Hannah Sunley-Paisley (F, Ottawa)
PER: 33.8; PPG: 15.9; Outstanding stat: rebounds per game (11.5, 1st in CIS)
In each year she's played (and each scouting report I've received), analysts have highlighted Sunley-Paisley's rebounding prowess: she cleans up on both the O and D glass (the former of which significantly aids her PPG total, as she grabs -- and then buckets -- the majority of her teammates' missed points). She is a tall body with a significant vertical, and she uses her physicality to her advantage: she'll manhandle anyone who isn't trying hard enough (or, for that matter, just has a momentary lapse in concentration). While she is experienced in beating double (and sometimes triple) teams, however, she occasionally has a tough time with bigger and stronger players: big-bodied posts (like, say, Saskatchewan's Jana Spindler) can sometimes make her struggle more than she wants to and frustrate her underneath. If she can keep her head in it, though, she's deadly (and it's been proven in the past).
Jessica Clémençon (F, Windsor)
PER: 37.0; PPG: 19; Outstanding stat: blocks (44, 2nd in CIS)
Clémençon helped lead her team to a second-place national finish last year, after a near-perfect season; she was CIS rookie of the year last season, and OUA player of the year this year. Her length, strong mid-range jumper, hard finish, and tenacity all work in her favour. She feeds well off of her strong Lancer supporting cast, often slashing through the post for dish passes and offensive rebounds, and is difficult to out-race in the full court. While she is no stranger to physicality, however (her experience in her native France prepared her well for the physical style of CIS play), an excessively pushy post -- especially one equal to her length and athleticism -- can frustrate her and throw her off her game. Ultimately, though, it takes a full team to stop her -- and a full-team defensive mentality -- which is why she has done so well in both stats and wins this year (and, ultimately, earned her 2nd-place PER ranking).
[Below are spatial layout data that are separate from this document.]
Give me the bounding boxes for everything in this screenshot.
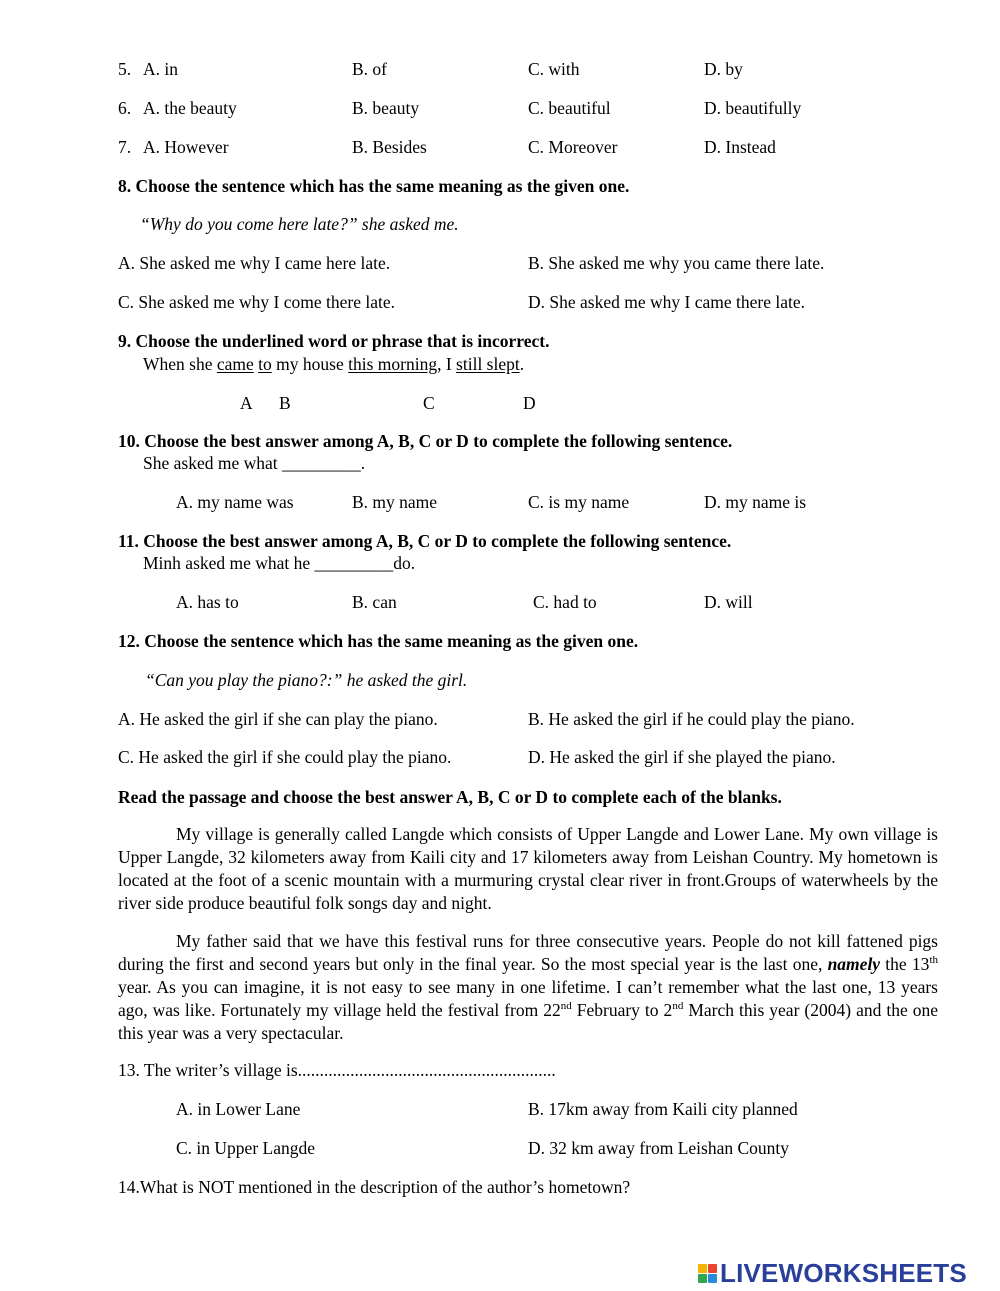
q11-prompt: Minh asked me what he _________do. (143, 553, 416, 573)
q9-label-c: C (423, 393, 435, 413)
q11-heading: 11. Choose the best answer among A, B, C or D to complete the following sentence. (118, 531, 732, 551)
logo-text: LIVEWORKSHEETS (720, 1258, 967, 1288)
q11-option-a[interactable]: A. has to (176, 592, 239, 612)
liveworksheets-logo (698, 1258, 998, 1288)
q10-heading: 10. Choose the best answer among A, B, C or D to complete the following sentence. (118, 431, 733, 451)
logo-square (708, 1274, 717, 1283)
q14-question: 14.What is NOT mentioned in the description of the author’s hometown? (118, 1177, 631, 1197)
q12-heading: 12. Choose the sentence which has the same meaning as the given one. (118, 631, 639, 651)
q9-underline-c[interactable]: this morning (348, 354, 438, 374)
q5-option-b[interactable]: B. of (352, 59, 387, 79)
logo-square (698, 1264, 707, 1273)
q12-option-d[interactable]: D. He asked the girl if she played the piano. (528, 747, 836, 767)
logo-square (708, 1264, 717, 1273)
q7-number: 7. (118, 137, 132, 157)
q8-option-b[interactable]: B. She asked me why you came there late. (528, 253, 825, 273)
q12-prompt: “Can you play the piano?:” he asked the girl. (145, 670, 468, 690)
logo-squares-icon (698, 1264, 717, 1283)
q13-question: 13. The writer’s village is........................................................... (118, 1060, 556, 1080)
q12-option-b[interactable]: B. He asked the girl if he could play the piano. (528, 709, 855, 729)
q10-option-d[interactable]: D. my name is (704, 492, 807, 512)
q9-label-d: D (523, 393, 536, 413)
q9-label-b: B (279, 393, 291, 413)
reading-paragraph-1: My village is generally called Langde which consists of Upper Langde and Lower Lane. My own village is Upper Langde, 32 kilometers away from Kaili city and 17 kilometers away from Leishan Country. My hometown is located at the foot of a scenic mountain with a murmuring crystal clear river in front.Groups of waterwheels by the river side produce beautiful folk songs day and night. (118, 824, 938, 913)
q13-option-b[interactable]: B. 17km away from Kaili city planned (528, 1099, 798, 1119)
q7-option-b[interactable]: B. Besides (352, 137, 427, 157)
q7-option-a[interactable]: A. However (143, 137, 229, 157)
reading-paragraph-2: My father said that we have this festival runs for three consecutive years. People do not kill fattened pigs during the first and second years but only in the final year. So the most special year is the last one, namely the 13th year. As you can imagine, it is not easy to see many in one lifetime. I can’t remember what the last one, 13 years ago, was like. Fortunately my village held the festival from 22nd February to 2nd March this year (2004) and the one this year was a very spectacular. (118, 931, 938, 1043)
q10-option-c[interactable]: C. is my name (528, 492, 630, 512)
q6-option-b[interactable]: B. beauty (352, 98, 420, 118)
q8-prompt: “Why do you come here late?” she asked me. (140, 214, 459, 234)
q8-option-d[interactable]: D. She asked me why I came there late. (528, 292, 805, 312)
q6-option-a[interactable]: A. the beauty (143, 98, 237, 118)
q7-option-d[interactable]: D. Instead (704, 137, 776, 157)
q9-underline-d[interactable]: still slept (456, 354, 520, 374)
q13-option-c[interactable]: C. in Upper Langde (176, 1138, 315, 1158)
q5-option-d[interactable]: D. by (704, 59, 743, 79)
q10-option-b[interactable]: B. my name (352, 492, 438, 512)
q5-option-c[interactable]: C. with (528, 59, 580, 79)
q10-prompt: She asked me what _________. (143, 453, 366, 473)
q8-option-c[interactable]: C. She asked me why I come there late. (118, 292, 395, 312)
q11-option-d[interactable]: D. will (704, 592, 753, 612)
q6-option-c[interactable]: C. beautiful (528, 98, 611, 118)
q8-heading: 8. Choose the sentence which has the same meaning as the given one. (118, 176, 630, 196)
q6-number: 6. (118, 98, 132, 118)
q6-option-d[interactable]: D. beautifully (704, 98, 802, 118)
q5-number: 5. (118, 59, 132, 79)
q5-option-a[interactable]: A. in (143, 59, 178, 79)
q13-option-d[interactable]: D. 32 km away from Leishan County (528, 1138, 789, 1158)
q9-heading: 9. Choose the underlined word or phrase that is incorrect. (118, 331, 550, 351)
q7-option-c[interactable]: C. Moreover (528, 137, 618, 157)
q8-option-a[interactable]: A. She asked me why I came here late. (118, 253, 391, 273)
q13-option-a[interactable]: A. in Lower Lane (176, 1099, 301, 1119)
logo-square (698, 1274, 707, 1283)
q9-label-a: A (240, 393, 253, 413)
q9-sentence: When she came to my house this morning, I still slept. (143, 354, 525, 374)
reading-heading: Read the passage and choose the best answer A, B, C or D to complete each of the blanks. (118, 787, 782, 807)
q9-underline-b[interactable]: to (258, 354, 272, 374)
q11-option-c[interactable]: C. had to (533, 592, 597, 612)
q12-option-a[interactable]: A. He asked the girl if she can play the piano. (118, 709, 438, 729)
q12-option-c[interactable]: C. He asked the girl if she could play the piano. (118, 747, 452, 767)
q11-option-b[interactable]: B. can (352, 592, 397, 612)
q9-underline-a[interactable]: came (216, 354, 254, 374)
q10-option-a[interactable]: A. my name was (176, 492, 294, 512)
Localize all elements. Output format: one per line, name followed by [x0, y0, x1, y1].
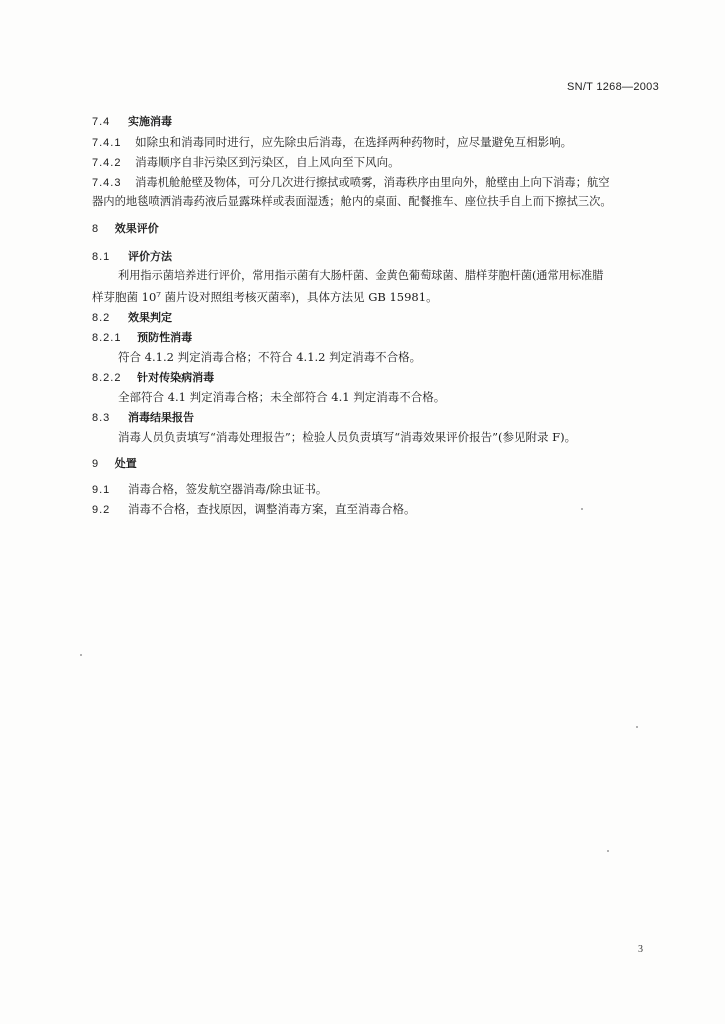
section-8-2-1-heading: [92, 329, 192, 346]
section-8-3-text: 消毒人员负责填写“消毒处理报告”；检验人员负责填写“消毒效果评价报告”(参见附录 F)。: [118, 430, 577, 444]
clause-number: 7.4.3: [92, 177, 122, 189]
clause-9-2: [92, 501, 415, 518]
section-number: 8.2.2: [92, 372, 122, 384]
clause-number: 9.1: [92, 484, 111, 496]
section-title: 消毒结果报告: [127, 411, 194, 424]
section-9-heading: [92, 455, 137, 472]
section-8-2-heading: [92, 309, 172, 326]
clause-7-4-3-continued: 器内的地毯喷洒消毒药液后显露珠样或表面湿透；舱内的桌面、配餐推车、座位扶手自上而下擦拭三次。: [92, 195, 612, 208]
section-7-4-heading: [92, 113, 172, 130]
section-number: 8.2: [92, 312, 111, 324]
scan-speck: [581, 508, 583, 510]
clause-number: 7.4.2: [92, 157, 122, 169]
section-number: 8.1: [92, 251, 111, 263]
clause-text-line-1: 消毒机舱舱壁及物体，可分几次进行擦拭或喷雾，消毒秩序由里向外，舱壁由上向下消毒；航空: [135, 176, 610, 189]
section-title: 实施消毒: [127, 115, 172, 128]
section-title: 针对传染病消毒: [137, 371, 215, 384]
section-number: 8: [92, 223, 100, 235]
clause-number: 7.4.1: [92, 137, 122, 149]
section-8-2-2-heading: [92, 369, 214, 386]
page-number: 3: [638, 944, 643, 955]
section-number: 8.3: [92, 412, 111, 424]
section-8-1-text-line-1: 利用指示菌培养进行评价，常用指示菌有大肠杆菌、金黄色葡萄球菌、腊样芽胞杆菌(通常用标准腊: [118, 269, 604, 282]
clause-7-4-3: [92, 174, 610, 191]
scan-speck: [607, 850, 609, 852]
clause-7-4-2: [92, 154, 400, 171]
section-8-2-1-text: 符合 4.1.2 判定消毒合格；不符合 4.1.2 判定消毒不合格。: [118, 350, 422, 364]
standard-code: SN/T 1268—2003: [566, 81, 659, 93]
clause-text: 消毒不合格，查找原因，调整消毒方案，直至消毒合格。: [127, 502, 416, 516]
section-8-1-heading: [92, 248, 172, 265]
clause-text: 消毒合格，签发航空器消毒/除虫证书。: [127, 482, 328, 496]
clause-text: 消毒顺序自非污染区到污染区，自上风向至下风向。: [135, 155, 400, 169]
section-number: 7.4: [92, 116, 111, 128]
section-8-1-text-line-2: 样芽胞菌 10⁷ 菌片设对照组考核灭菌率)，具体方法见 GB 15981。: [92, 290, 438, 304]
section-number: 8.2.1: [92, 332, 122, 344]
section-8-3-heading: [92, 409, 194, 426]
scan-speck: [80, 654, 82, 656]
section-title: 预防性消毒: [137, 331, 193, 344]
section-8-heading: [92, 220, 159, 237]
clause-9-1: [92, 481, 327, 498]
section-title: 处置: [114, 457, 137, 470]
section-title: 评价方法: [127, 250, 172, 263]
clause-text: 如除虫和消毒同时进行，应先除虫后消毒，在选择两种药物时，应尽量避免互相影响。: [135, 135, 573, 149]
section-title: 效果评价: [114, 222, 159, 235]
section-number: 9: [92, 458, 100, 470]
scan-speck: [636, 726, 638, 728]
clause-7-4-1: [92, 134, 572, 151]
section-8-2-2-text: 全部符合 4.1 判定消毒合格；未全部符合 4.1 判定消毒不合格。: [118, 390, 446, 404]
clause-number: 9.2: [92, 504, 111, 516]
section-title: 效果判定: [127, 311, 172, 324]
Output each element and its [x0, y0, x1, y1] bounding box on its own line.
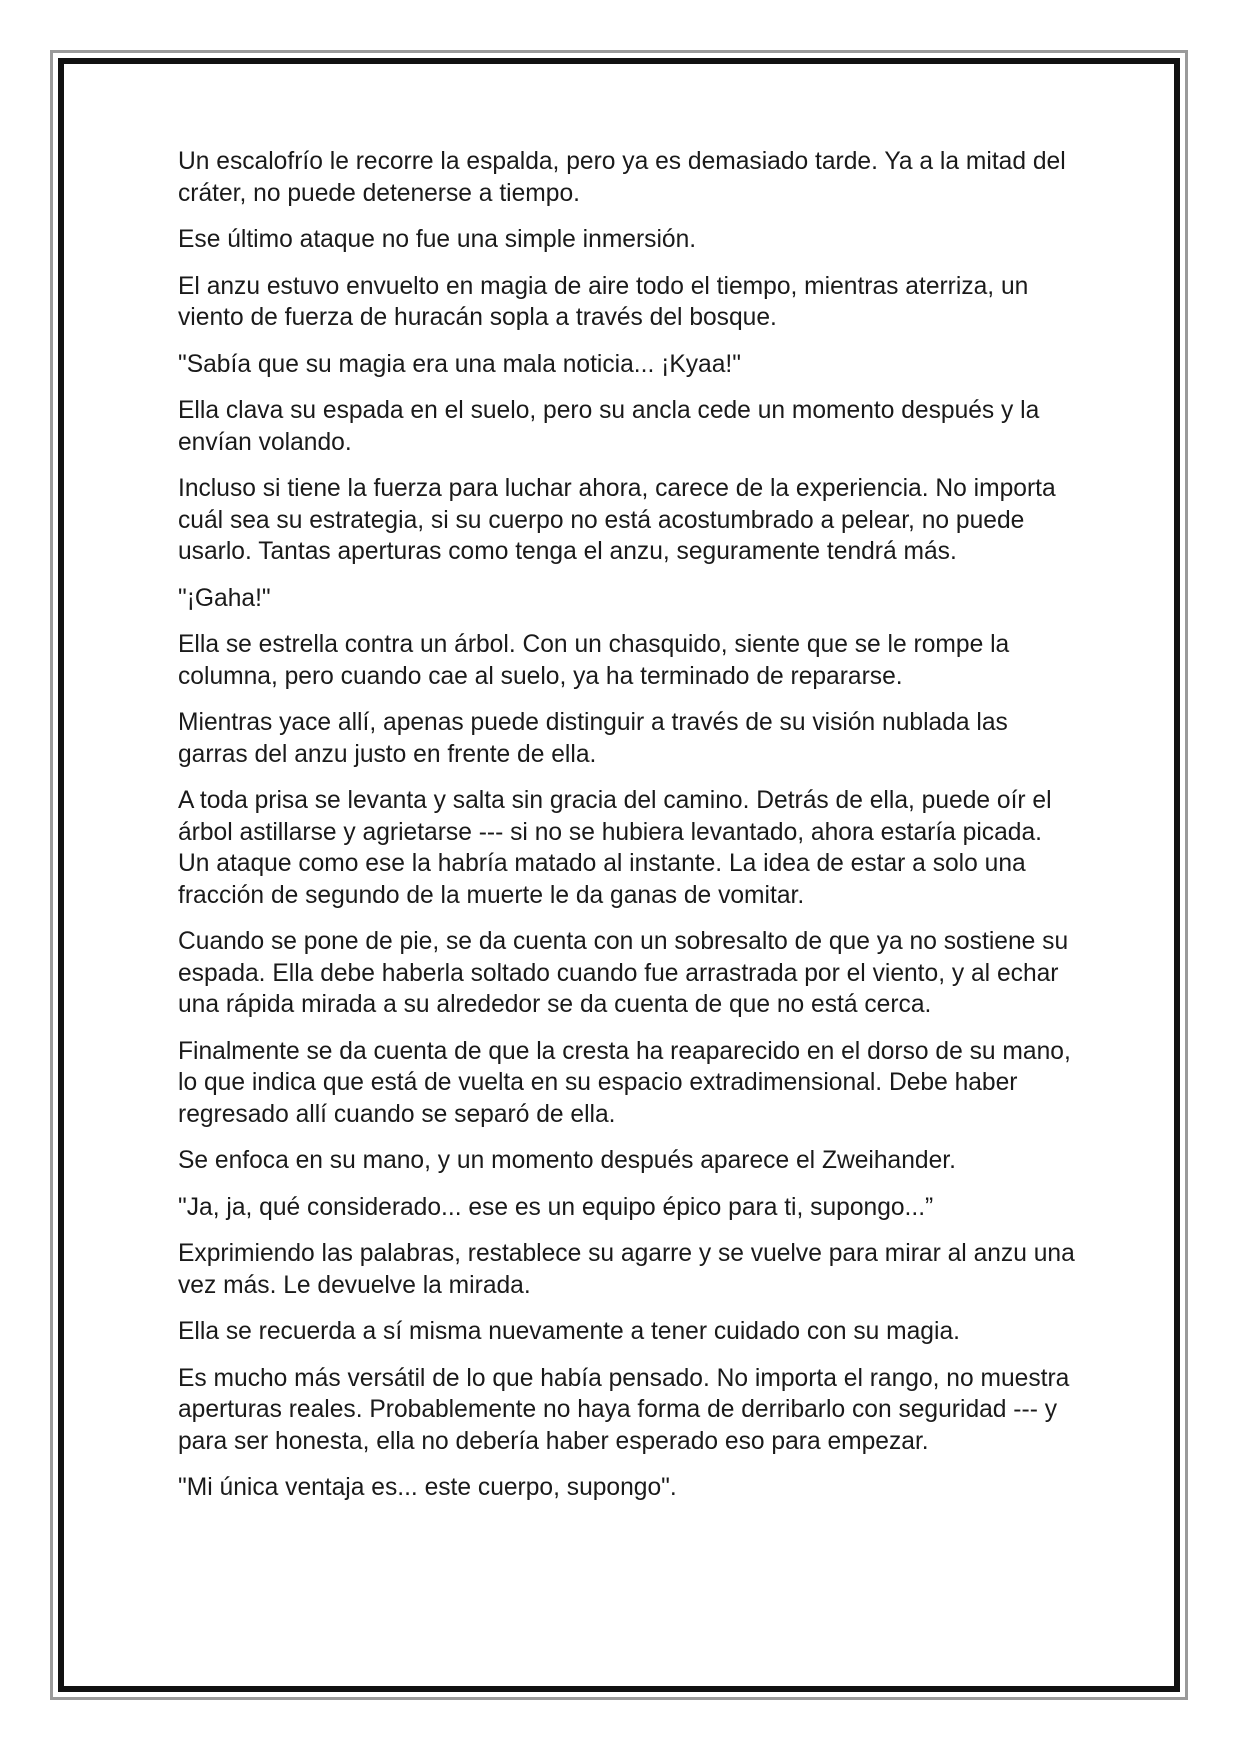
paragraph: Cuando se pone de pie, se da cuenta con un sobresalto de que ya no sostiene su espada. Ella debe haberla soltado cuando fue arrastrada por el viento, y al echar una rápida mirada a su alrededor se da cuenta de que no está cerca. [178, 928, 1069, 1018]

Justine Colley (G, St. Mary's)
PER: 40.0; Outstanding stat: PPG, points, free throws, and field goals (all first in the CIS)
The stats say it all in this case: Justine Colley is a scoring juggernaut. She has scored 30-plus points on six separate occasions (with an incredible personal-best 43 point performance against Acadia in November) with a 46.4% field goal percentage and 35.7% 3pt percentage on the season. She is only 5'9", but can post smaller guards (and medium-sized wings) as easily as she takes long distance shots, and her versatility is what serves her such great favour in this league. As for shortcomings? Well, anyone can be stopped... in theory. She's been held to twelve points once (her season low), seventeen twice, and 19 once... and in a 20-game season, that's saying something. Let's just say "double team" and "deny" are, and will continue to be, two key terms in scouting reports for now and years to come.